Joanna18There is a strong sense of theatricality in Joanna Phelps’ drawings and paintings. Elements are suspended or balanced within a vertiginous space; often at tipping point or actually falling. The compositions are playful and are a celebration of colour. Recurring motifs in the paintings include small dots of colour that heap and spill like juggling balls, piano keys, kites and multi-coloured twisted threads or ropes. The coloured dots could also be a myriad of small lights. Odd shapes behave like anchors in the picture plane, keeping the tilted compositions in place. There is often a feeling of implied movement, in spaces where the viewer is left reeling and trying to find stability. Floors are never completely horizontal – small rooms hold furniture which could slide away. As if entering a wonky house in a funfair, the viewer feels their way through the space in a strange trajectory while grasping any fixed points if they exist.

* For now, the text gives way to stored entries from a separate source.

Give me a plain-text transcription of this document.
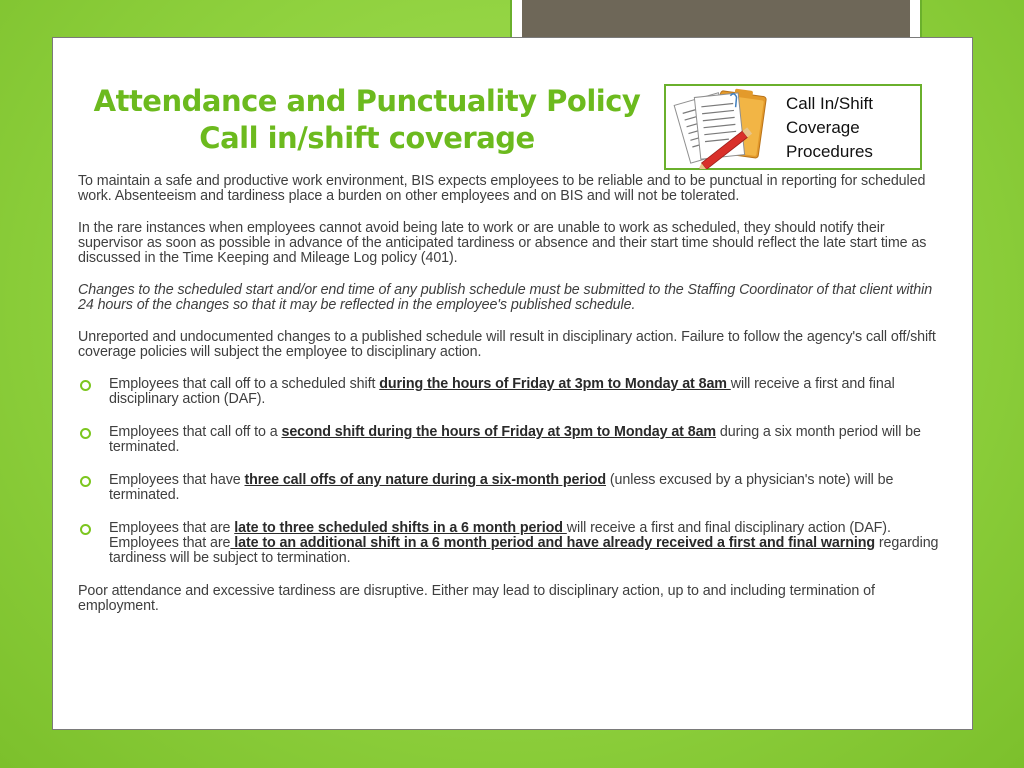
Attendance and Punctuality Policy
Call in/shift coverage
Call In/Shift
Coverage
Procedures

To maintain a safe and productive work environment, BIS expects employees to be reliable and to be punctual in reporting for scheduled work. Absenteeism and tardiness place a burden on other employees and on BIS and will not be tolerated.

In the rare instances when employees cannot avoid being late to work or are unable to work as scheduled, they should notify their supervisor as soon as possible in advance of the anticipated tardiness or absence and their start time should reflect the late start time as discussed in the Time Keeping and Mileage Log policy (401).

Changes to the scheduled start and/or end time of any publish schedule must be submitted to the Staffing Coordinator of that client within 24 hours of the changes so that it may be reflected in the employee's published schedule.

Unreported and undocumented changes to a published schedule will result in disciplinary action. Failure to follow the agency's call off/shift coverage policies will subject the employee to disciplinary action.

Employees that call off to a scheduled shift during the hours of Friday at 3pm to Monday at 8am will receive a first and final disciplinary action (DAF).
Employees that call off to a second shift during the hours of Friday at 3pm to Monday at 8am during a six month period will be terminated.
Employees that have three call offs of any nature during a six-month period (unless excused by a physician's note) will be terminated.
Employees that are late to three scheduled shifts in a 6 month period will receive a first and final disciplinary action (DAF). Employees that are late to an additional shift in a 6 month period and have already received a first and final warning regarding tardiness will be subject to termination.

Poor attendance and excessive tardiness are disruptive. Either may lead to disciplinary action, up to and including termination of employment.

Drawing inspiration from diverse sources that include curtained stages and performances by the circus troupe Cirque de Soleil, it is hard to find artists to whom this work relates. Yet it can be encountered in the finely balanced sculptural and filmic compositions of Marijke van Warmerdam and the colourful abstract paintings of Thomas Nozkowski. Although not emulating them in any way, associations can be made between Joanna’s lines of thought and the playfulness and delicately balanced elements in those works. The stage sets could equally be imaginary places. Joanna references Italo Calvino’s ‘Invisible Cities’, in which a city such as ‘Diomira’ has “sixty silver domes” and “multi-coloured lamps…lighted all at once”. Having graduated from the Royal Academy School of Arts, London in 2008, Joanna has shown her paintings in the UK and internationally.